SQL developers can see that a few rows have 3 times inserted into source table and rest of the duplications are inserted twice

identify duplicate rows in Greenplum database table using SQL

First step to get rid of duplicate rows is creating a staging table which will store unique rows

Following CREATE TABLE syntax can be used to create the same table structure for a new database table name.


CREATE TABLE kodyaz.vbkd_stage (LIKE kodyaz.vbkd);

It is time to insert non-repeated rows or unique rows by filtering the "repeats" column for field value equals to 1
This time, I have listed all the field names in the database table.
By listing all column names and excluding repeats calculated field, the field numbers and fields match between source table and the staging table.
"where repeats = 1" enables SQL developer to insert only once for each row in source table into staging table eliminating repeated or duplicate rows.


insert into kodyaz.vbkd_stage

select

 mandt,

 vbeln,

 posnr,

 konda,

 kdgrp,

 ...

 mndvg

from (

 select

  *,

  row_number() over (partition by vbeln, posnr) as repeats

 from kodyaz.vbkd

) as tabledata

where repeats = 1;

If all work is correct, checking the duplicate records on staging table will return empty resultset.


select * from (

 select

  *,

  row_number() over (partition by vbeln, posnr) as repeats

 from kodyaz.vbkd_stage

) as tabledata

where repeats > 1;

Ok, we are fine up to this step.

check for duplicate rows using SQL Row_Number function

Since we have a healthy copy of the source table, we can truncate it as follows:


truncate table kodyaz.vbkd;

And we can copy staging table content into source table as follows


insert into kodyaz.vbkd select * from kodyaz.vbkd_stage;

Be sure that all data is correct now on source table, duplicate rows are cleaned and deleted successfully, etc.

Then Greenplum database SQL developer can drop staging table to keep the data platform clean.
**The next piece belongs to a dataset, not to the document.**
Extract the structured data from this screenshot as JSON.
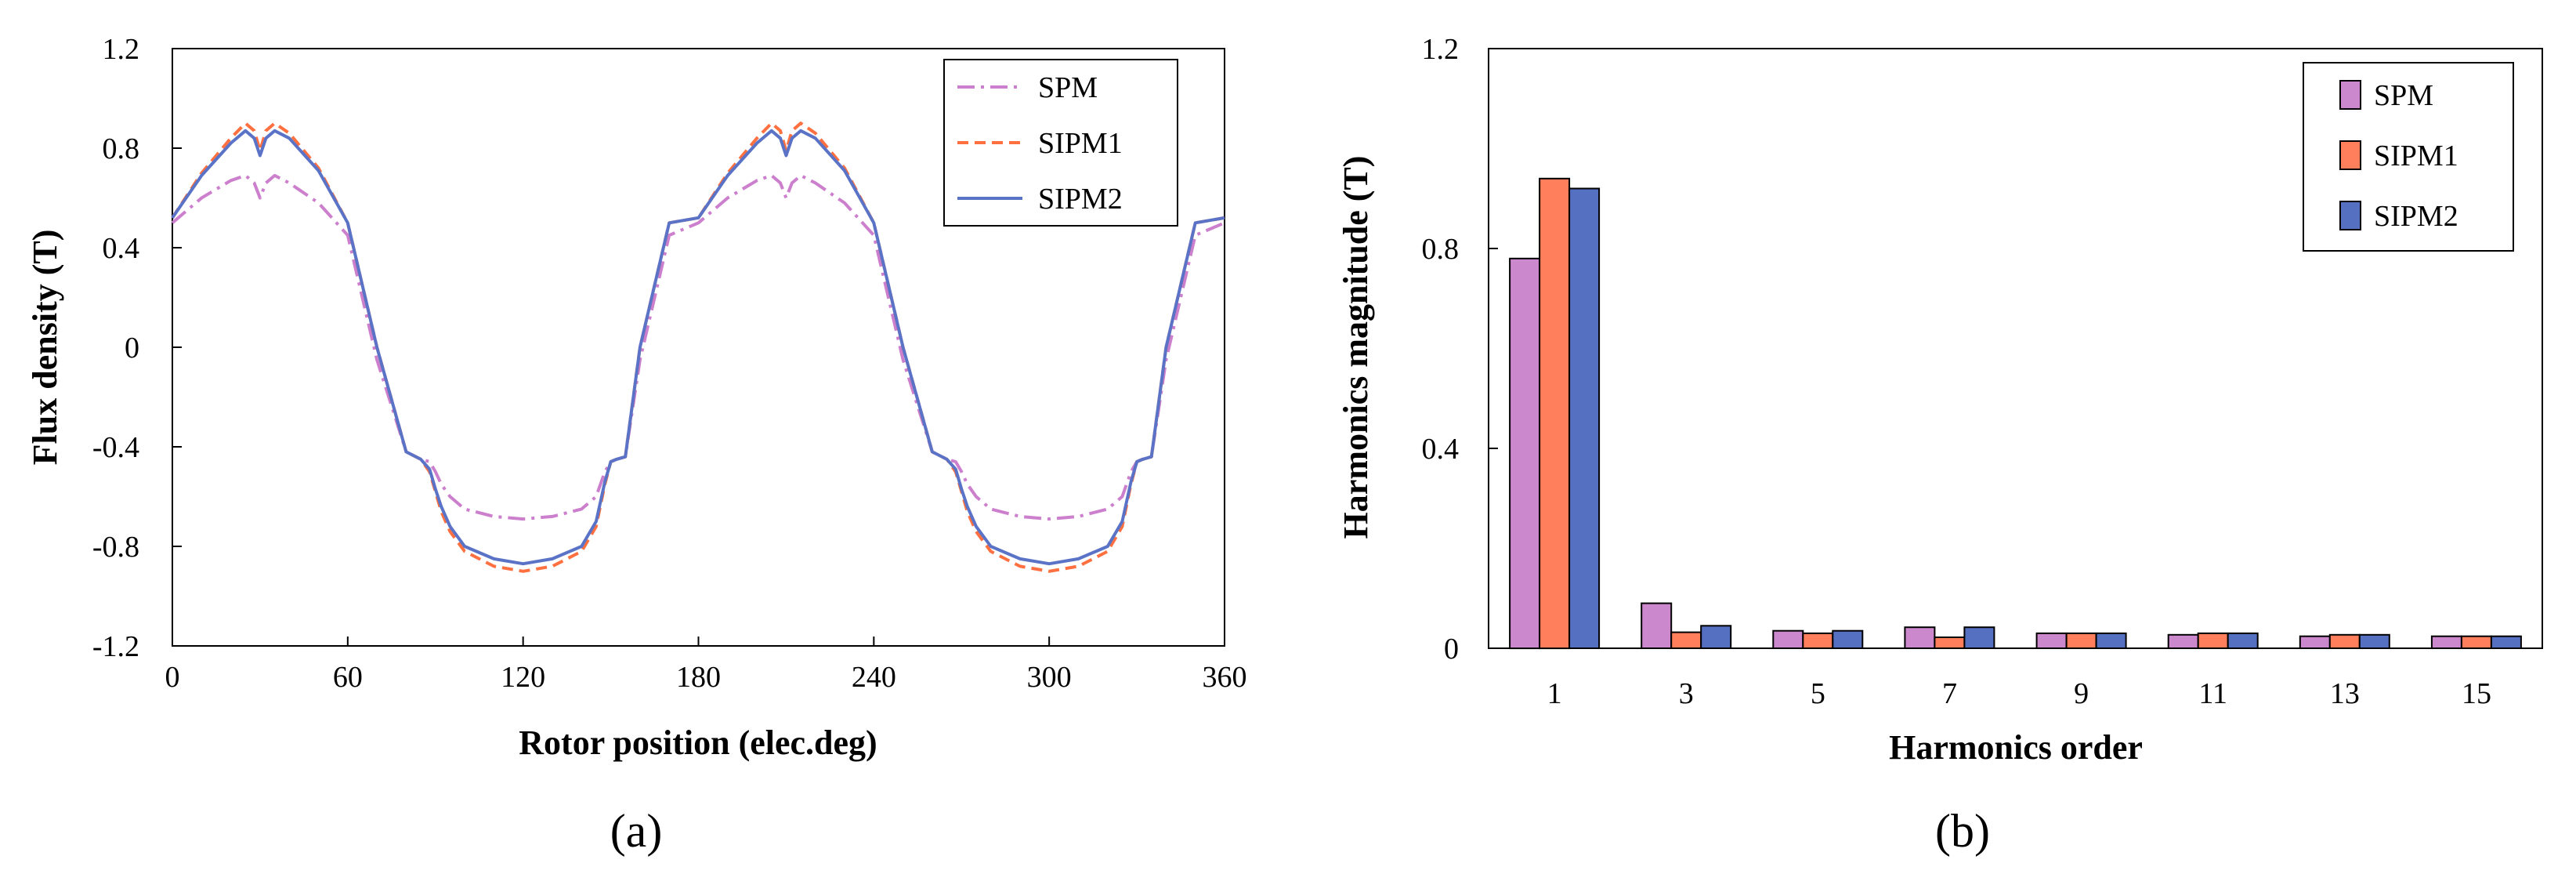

drop table kodyaz.vbkd_stage;

I hope this method helps Greenplum database developers to unify and remove duplicate rows in a Greenplum database table using SQL. This method is quite fast and applicable for database table where data sizes are not too big compared to your Pivotal Greenplum cluster. Of course, if there are performance problems, storage limitations, etc then this method for removing duplicate rows can be difficult to handle.